Host: When Governor Ron DeSantis signed the anti immigrant Senate Bill 1718 into law, a first wave of backlash hit the state. On June 1, thousands marched and protested, truckers refused to haul goods from and to Florida, and dozens of immigrant-owned businesses shut down to show Florida what it’s like to live through a day without migrants. Now, the second wave is coming. This Saturday, July 1, the law becomes effective and more actions are planned. Here are the details.
Crowd: [Cheering, yelling, music and horns blaring.]
Host: This is the sound of thousands of protesters, June 1, in Immokalee, a majority minority town of farm workers just east of Naples. On this Day Without Immigrants, Unidos, Immokalee and the Florida Immigrant Coalition rallied an estimated 7,000 farm workers, construction workers, landscapers, restaurant and shop owners, their families and supporters from across southwest Florida to take the streets of the small town in a one-day work stoppage and major march in order to protest Florida’s new anti immigration law.
Dozens of immigrant businesses throughout Manatee and Sarasota County shut down that day. And there was a demonstration at the steps of the Manatee County Courthouse in Bradenton. Since then, weekend demonstrations have carried on in Florida cities, including Tampa. But now the law becomes effective this Saturday, July 1 and organizers are using the hashtag, #laluchacontinua, to stir up even bigger crowds via TikTok and Twitter.
This time, the Day Without Immigrants is turning into a strike and boycott of several days from June 30 through third of July. One of the bigger impacts is expected from a re-energized trucker boycott. Maybe surprisingly to some, there is widespread support for the protest and expectations of actual disruption. According to a survey of 235 transportation industry employees in Florida, by Risk Strategies JW Surety Bonds, one in five truckers are already boycotting or are planning to boycott Florida due to Senate Bill 1718.
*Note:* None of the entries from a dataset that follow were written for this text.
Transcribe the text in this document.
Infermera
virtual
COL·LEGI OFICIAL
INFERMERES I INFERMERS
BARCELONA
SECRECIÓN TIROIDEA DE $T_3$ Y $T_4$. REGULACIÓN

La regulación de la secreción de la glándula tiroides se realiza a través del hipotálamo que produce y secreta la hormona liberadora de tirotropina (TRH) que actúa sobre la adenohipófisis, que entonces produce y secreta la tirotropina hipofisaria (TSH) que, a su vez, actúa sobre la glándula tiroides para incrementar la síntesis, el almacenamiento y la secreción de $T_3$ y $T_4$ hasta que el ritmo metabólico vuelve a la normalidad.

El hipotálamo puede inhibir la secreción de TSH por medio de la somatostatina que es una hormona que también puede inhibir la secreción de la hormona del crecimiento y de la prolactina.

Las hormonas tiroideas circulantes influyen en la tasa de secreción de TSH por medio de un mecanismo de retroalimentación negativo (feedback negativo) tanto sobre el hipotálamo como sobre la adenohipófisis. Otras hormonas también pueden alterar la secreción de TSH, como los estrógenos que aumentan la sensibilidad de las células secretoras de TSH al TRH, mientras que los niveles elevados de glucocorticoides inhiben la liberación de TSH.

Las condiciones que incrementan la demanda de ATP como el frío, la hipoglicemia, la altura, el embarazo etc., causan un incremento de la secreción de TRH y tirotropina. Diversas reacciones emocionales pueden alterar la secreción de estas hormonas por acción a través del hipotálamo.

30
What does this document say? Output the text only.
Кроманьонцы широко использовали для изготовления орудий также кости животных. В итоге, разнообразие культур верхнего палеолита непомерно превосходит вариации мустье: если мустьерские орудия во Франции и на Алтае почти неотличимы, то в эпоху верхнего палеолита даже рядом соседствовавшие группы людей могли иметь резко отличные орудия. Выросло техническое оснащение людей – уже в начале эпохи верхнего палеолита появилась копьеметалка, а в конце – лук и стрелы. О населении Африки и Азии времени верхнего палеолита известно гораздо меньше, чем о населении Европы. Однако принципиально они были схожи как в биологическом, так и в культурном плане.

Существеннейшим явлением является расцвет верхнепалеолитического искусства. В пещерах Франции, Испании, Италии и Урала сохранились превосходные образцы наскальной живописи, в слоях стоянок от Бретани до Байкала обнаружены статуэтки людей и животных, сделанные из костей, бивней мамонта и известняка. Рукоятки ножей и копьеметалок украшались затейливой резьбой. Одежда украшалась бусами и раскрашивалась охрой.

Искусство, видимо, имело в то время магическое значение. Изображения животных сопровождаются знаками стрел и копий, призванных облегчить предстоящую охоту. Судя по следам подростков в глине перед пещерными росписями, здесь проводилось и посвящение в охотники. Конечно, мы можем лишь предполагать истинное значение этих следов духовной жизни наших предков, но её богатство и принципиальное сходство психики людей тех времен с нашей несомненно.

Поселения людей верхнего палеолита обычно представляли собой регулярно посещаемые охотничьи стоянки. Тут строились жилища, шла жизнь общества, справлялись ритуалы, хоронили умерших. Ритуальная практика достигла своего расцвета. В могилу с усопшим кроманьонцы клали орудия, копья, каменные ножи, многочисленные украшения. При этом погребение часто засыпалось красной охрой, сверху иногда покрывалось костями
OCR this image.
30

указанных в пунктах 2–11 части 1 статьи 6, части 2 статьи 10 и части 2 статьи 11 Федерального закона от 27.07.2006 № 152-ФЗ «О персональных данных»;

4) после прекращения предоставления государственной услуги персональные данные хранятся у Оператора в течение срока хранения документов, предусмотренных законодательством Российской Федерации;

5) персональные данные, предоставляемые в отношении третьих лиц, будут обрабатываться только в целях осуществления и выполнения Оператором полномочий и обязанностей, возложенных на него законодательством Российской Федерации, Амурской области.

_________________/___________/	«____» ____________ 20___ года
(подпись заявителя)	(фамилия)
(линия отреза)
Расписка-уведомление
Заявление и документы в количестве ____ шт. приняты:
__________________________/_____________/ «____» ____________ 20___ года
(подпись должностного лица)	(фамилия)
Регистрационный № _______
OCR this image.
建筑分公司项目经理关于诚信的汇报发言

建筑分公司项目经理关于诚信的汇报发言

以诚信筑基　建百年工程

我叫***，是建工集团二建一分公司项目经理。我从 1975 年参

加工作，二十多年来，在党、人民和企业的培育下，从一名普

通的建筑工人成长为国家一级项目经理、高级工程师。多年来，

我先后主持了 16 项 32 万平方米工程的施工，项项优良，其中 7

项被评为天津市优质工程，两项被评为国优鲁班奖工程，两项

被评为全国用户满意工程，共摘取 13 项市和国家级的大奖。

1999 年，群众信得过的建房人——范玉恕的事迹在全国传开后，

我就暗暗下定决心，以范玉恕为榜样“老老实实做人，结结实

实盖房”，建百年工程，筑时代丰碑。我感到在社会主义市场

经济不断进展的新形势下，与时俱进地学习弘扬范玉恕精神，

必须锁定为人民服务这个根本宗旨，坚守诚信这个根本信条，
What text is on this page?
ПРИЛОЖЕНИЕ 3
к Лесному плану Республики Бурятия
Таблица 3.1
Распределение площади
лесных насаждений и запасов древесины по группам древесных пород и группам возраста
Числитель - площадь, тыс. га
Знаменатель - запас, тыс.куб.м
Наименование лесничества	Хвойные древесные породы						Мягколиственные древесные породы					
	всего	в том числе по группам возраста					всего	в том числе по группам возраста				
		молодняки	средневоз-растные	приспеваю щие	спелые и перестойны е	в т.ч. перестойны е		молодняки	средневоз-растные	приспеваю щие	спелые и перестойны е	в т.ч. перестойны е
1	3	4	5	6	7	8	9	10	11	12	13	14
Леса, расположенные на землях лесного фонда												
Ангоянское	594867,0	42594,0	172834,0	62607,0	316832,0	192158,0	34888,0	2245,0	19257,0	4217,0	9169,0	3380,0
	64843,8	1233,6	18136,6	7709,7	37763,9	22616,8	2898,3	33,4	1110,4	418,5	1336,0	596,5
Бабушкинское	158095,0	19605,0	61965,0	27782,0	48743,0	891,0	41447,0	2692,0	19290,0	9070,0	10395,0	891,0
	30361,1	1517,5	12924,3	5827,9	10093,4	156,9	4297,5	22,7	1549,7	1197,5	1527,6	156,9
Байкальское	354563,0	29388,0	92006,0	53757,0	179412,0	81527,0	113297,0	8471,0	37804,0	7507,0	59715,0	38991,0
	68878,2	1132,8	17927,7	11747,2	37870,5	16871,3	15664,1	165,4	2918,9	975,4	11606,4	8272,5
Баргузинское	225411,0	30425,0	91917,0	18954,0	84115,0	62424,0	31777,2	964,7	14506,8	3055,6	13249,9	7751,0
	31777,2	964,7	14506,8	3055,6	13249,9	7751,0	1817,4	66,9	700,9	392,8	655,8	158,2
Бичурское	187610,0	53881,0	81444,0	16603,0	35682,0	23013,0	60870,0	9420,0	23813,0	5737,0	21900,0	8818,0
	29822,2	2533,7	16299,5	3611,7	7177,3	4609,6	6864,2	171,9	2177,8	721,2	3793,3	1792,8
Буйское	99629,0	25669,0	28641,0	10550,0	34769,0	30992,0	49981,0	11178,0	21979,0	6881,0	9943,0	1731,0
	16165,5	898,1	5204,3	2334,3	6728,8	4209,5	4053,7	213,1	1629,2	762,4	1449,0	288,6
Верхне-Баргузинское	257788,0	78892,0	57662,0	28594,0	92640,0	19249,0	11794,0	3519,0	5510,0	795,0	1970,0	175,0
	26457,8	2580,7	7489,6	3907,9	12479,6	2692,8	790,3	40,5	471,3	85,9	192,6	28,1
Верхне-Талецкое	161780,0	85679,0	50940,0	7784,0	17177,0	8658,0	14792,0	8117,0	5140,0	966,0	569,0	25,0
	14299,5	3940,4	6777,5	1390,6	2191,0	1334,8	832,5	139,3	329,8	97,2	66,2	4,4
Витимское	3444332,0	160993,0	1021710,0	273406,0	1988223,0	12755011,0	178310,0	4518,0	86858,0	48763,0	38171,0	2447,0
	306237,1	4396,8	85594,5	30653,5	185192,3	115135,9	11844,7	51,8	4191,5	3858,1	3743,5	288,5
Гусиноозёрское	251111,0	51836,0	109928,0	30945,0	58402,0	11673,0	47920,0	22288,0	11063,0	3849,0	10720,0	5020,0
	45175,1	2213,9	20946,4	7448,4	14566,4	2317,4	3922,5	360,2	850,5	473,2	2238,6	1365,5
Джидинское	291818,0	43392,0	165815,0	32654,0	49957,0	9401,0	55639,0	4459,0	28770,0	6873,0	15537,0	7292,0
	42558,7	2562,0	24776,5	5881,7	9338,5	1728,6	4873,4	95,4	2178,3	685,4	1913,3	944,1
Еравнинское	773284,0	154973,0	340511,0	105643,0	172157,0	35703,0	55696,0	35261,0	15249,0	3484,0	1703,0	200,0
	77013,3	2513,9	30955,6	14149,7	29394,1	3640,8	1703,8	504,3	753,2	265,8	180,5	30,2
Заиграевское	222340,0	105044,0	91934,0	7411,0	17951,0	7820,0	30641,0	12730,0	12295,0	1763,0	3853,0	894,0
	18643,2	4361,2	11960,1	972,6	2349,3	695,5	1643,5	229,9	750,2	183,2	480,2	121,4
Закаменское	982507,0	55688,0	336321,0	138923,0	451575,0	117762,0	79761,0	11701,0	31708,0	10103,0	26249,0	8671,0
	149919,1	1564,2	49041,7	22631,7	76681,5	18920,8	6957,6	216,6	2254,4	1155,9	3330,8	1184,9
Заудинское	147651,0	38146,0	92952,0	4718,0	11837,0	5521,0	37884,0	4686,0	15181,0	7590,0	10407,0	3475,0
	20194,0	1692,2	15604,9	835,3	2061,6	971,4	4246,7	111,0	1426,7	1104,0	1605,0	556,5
61% of transportation employees surveyed support the boycott and 60% of these transportation employees predict supply chain disruptions. In a separate survey of more than 800 Florida residents in general, Risk Strategies found concern about rising prices and disruptions as a consequence of the trucker boycott. Even so, 60% of the general population in Florida, according to this survey, are supporting the protest.
Meanwhile, a truck convoy coming all the way from California is approaching Tallahassee, its final destination, where it is scheduled to arrive this Friday. The caravan organizers are calling for a general boycott of Florida and are planning for a protest in the State Capitol on July 1. A related protest is scheduled for Tampa as well.
On Tuesday, the convoy stopped in El Paso, Texas. Some caravan members made their case and vented their anger at Ron DeSantis. Juan José Gutiérrez, an activist from California, was one of them.
Juan José Gutiérrez: Porque los millones y millones de trabajadores inmigrantes están hartos.
Host: [Overlapping, translating to English] “Why this caravan? Because the millions and millions of immigrant workers are fed up. We are fed up because despite our work, despite how we produce this country’s wealth and because we pay taxes, instead of gaining more rights, we are losing rights. Like my mother would say, we’re walking backwards like the crab. They see all of us as illegals, even if we are U.S. citizens, even if we are legal residents, even if we have a work permit. In the mind of the racists, those Nazis disguised as the Democrats, we’re all illegals. They paint us as terrorists, they paint us as narcos, they paint us as criminals when the only thing we do ismake this country great with our work.”
Protesters are not only trying to stir up people against xenophobic policies, but also raise awareness about immigration reform and a path to citizenship for undocumented people. To that end, they are calling on the U.S. Congress to revive House Bill 1511, which has lingered in committee for many weeks.
For WSLR News, this has been Johannes Werner.